Why Economics Lacks the "Disruptive Creativity" to Shake the World
Economists act as if they are the leaders who shape the playground of the world and design its future. As they regulate intricately tangled social variables with sophisticated equations and analyze vast amounts of data to propose optimal policies, they appear to be the perfect embodiment of intellectuals.
Let us look at them coldly, however. Has economics ever, on its own, created a "disruptive creativity" or a "paradigm shift" that had never before existed in human history? Categorically, no.
Paradoxically, the sophisticated equations and immediate variables they boast of are the most rigid chains that narrow their vision and imprison their imagination. While they may excel at maintaining and managing current phenomena, in the realm of innovation where the entire playground is rebuilt, economics is always a "belated discipline" that realizes things last and moves most conservatively.
A Car Driving Solely by Looking at the Rearview Mirror of Past Data
Every sophisticated equation and econometric analysis used by economics is thoroughly grounded in "phenomena that have already occurred in the past." Data is merely the record of bygone history, and equations are nothing more than tools to neatly organize those past patterns.

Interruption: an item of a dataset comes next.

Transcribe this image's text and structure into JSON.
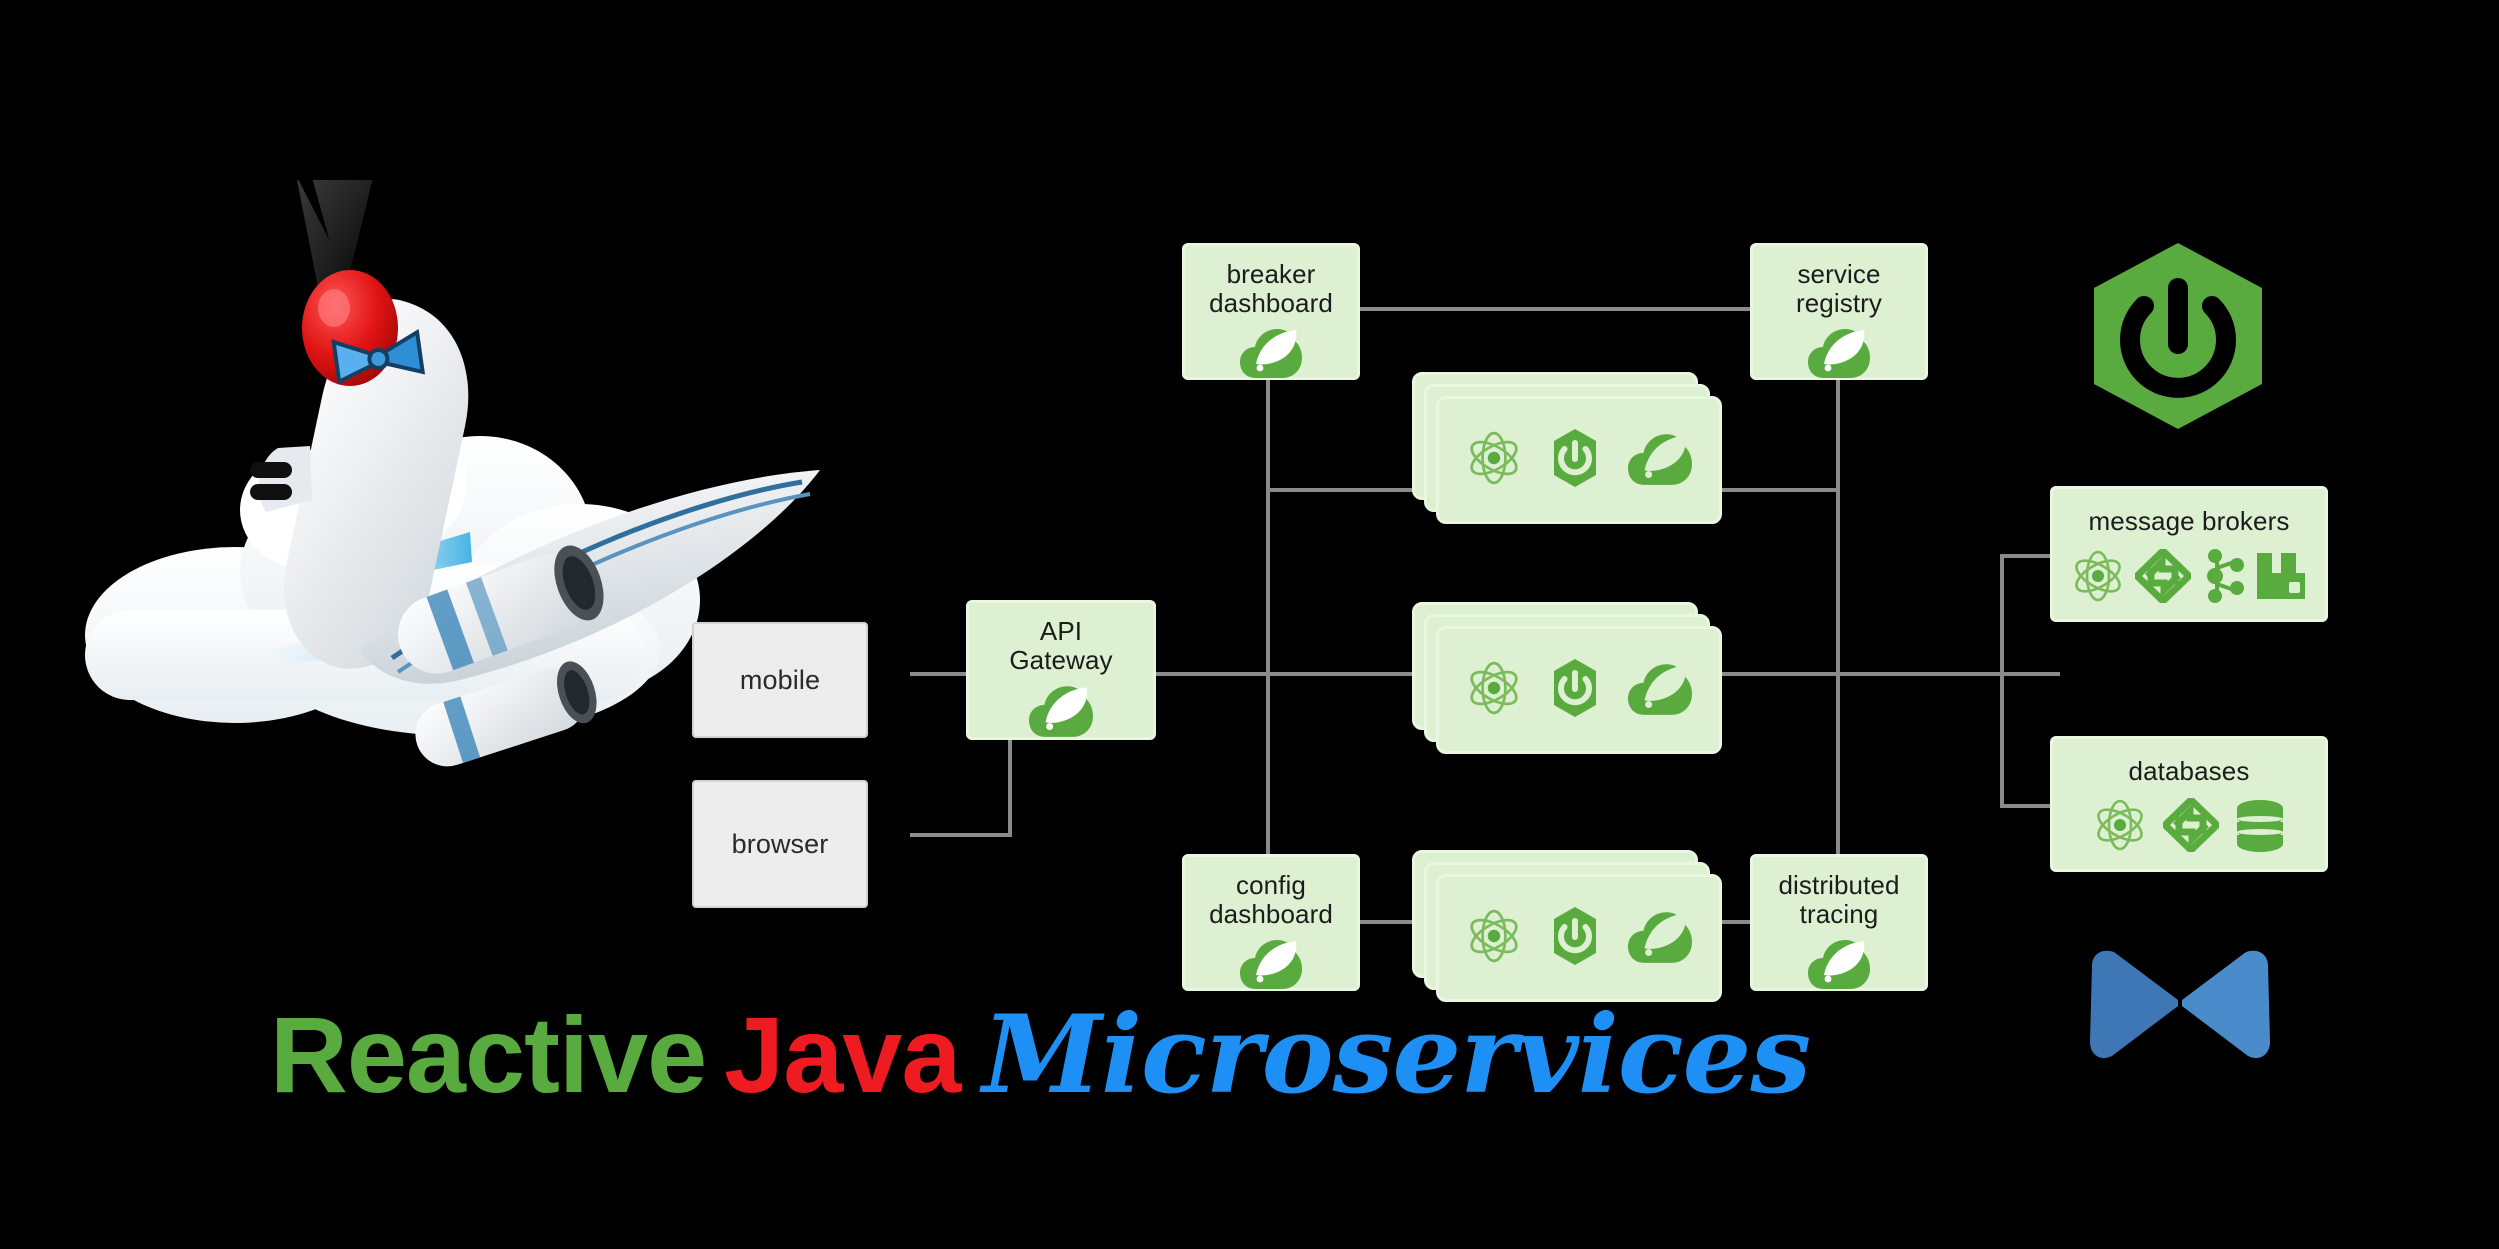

Yet, the disruptive creativity that changes the world belongs to the realm of a future that has never occurred, or is initiated by renegades who completely shatter existing rules. When innovations like Apple’s iPhone or OpenAI’s ChatGPT first emerged, economists were always silent or offered nothing but conservative warnings. Because these innovations did not exist in past data, economists inevitably reached the conclusion that the probability of success was low under an immediate cost-benefit equation.
An economics obsessed exclusively with immediate variables and formulas is not a shaker of reality. It is merely a post-hoc archivist, lagging behind to record with equations the territories that true innovators have already fearlessly pioneered.
The Trap of Optimization: Blind Fools Making Only Better Carriages
The core logic of economics is "Optimization"—finding the most efficient answer within a limited set of conditions. What happens if we perfectly optimize the horse-carriage industry from an economic standpoint? We would formulate equations to improve the feed efficiency of horses, maximize the durability of carriage wheels, and pinpoint the optimal transport routes.
True disruptive creativity, however, never emerges from within a system that optimizes carriages. The innovation that changes the world is the introduction of the "automobile," which completely abolishes the framework of the carriage itself.
An economic mindset that seeks answers only within given immediate variables and conditional statements can achieve "incremental improvement" by smoothing out the existing system, but it cannot derive revolutionary ideas that build a new framework. To innovate, one must break out of the frame entirely, yet they are always trapped inside, tweaking nothing but the numbers within their equations.
Human Madness Erased by the Clarity of Equations
The disruptive innovations that changed human history were not born inside a thoroughly rational and calm calculator. The true driving forces of innovation were the burning convictions of revolutionaries determined to change the world, the madness and passion of reckless challengers, and an infinite, unfettered imagination.
Yet, to maintain the clarity and precision of its formulas, economics erased "the human mind" and "unpredictable imagination"—elements impossible to calculate—from its variables. In their hubris, believing that whatever cannot be proven with numbers is worthless, they essentially castrated the true energy that destroys and recreates the world.
Conclusion: Cast Down the Arrogance of the Post-Hoc Archivist
"A discipline that focuses entirely on immediate variables can never imagine anything outside the frame."
This is the most painful limitation faced by economics. While it holds dominance, interferes in every phenomenon, and acts as if it leads the future, it is actually sitting in the aftermath of innovation, retroactively fitting equations to declare, "Let me explain why this was rational."
The disruptive creativity that alters true reality and advances civilization blooms wildly outside the territory of the economic empire, fueled by the very human passion and imagination that economists dismissed as irrational. Imprisoned by the beauty of equations and driving solely by looking at the rearview mirror, economics must now humbly admit that it is not the creator of innovation, but merely an archivist recording the scenery that has already passed by.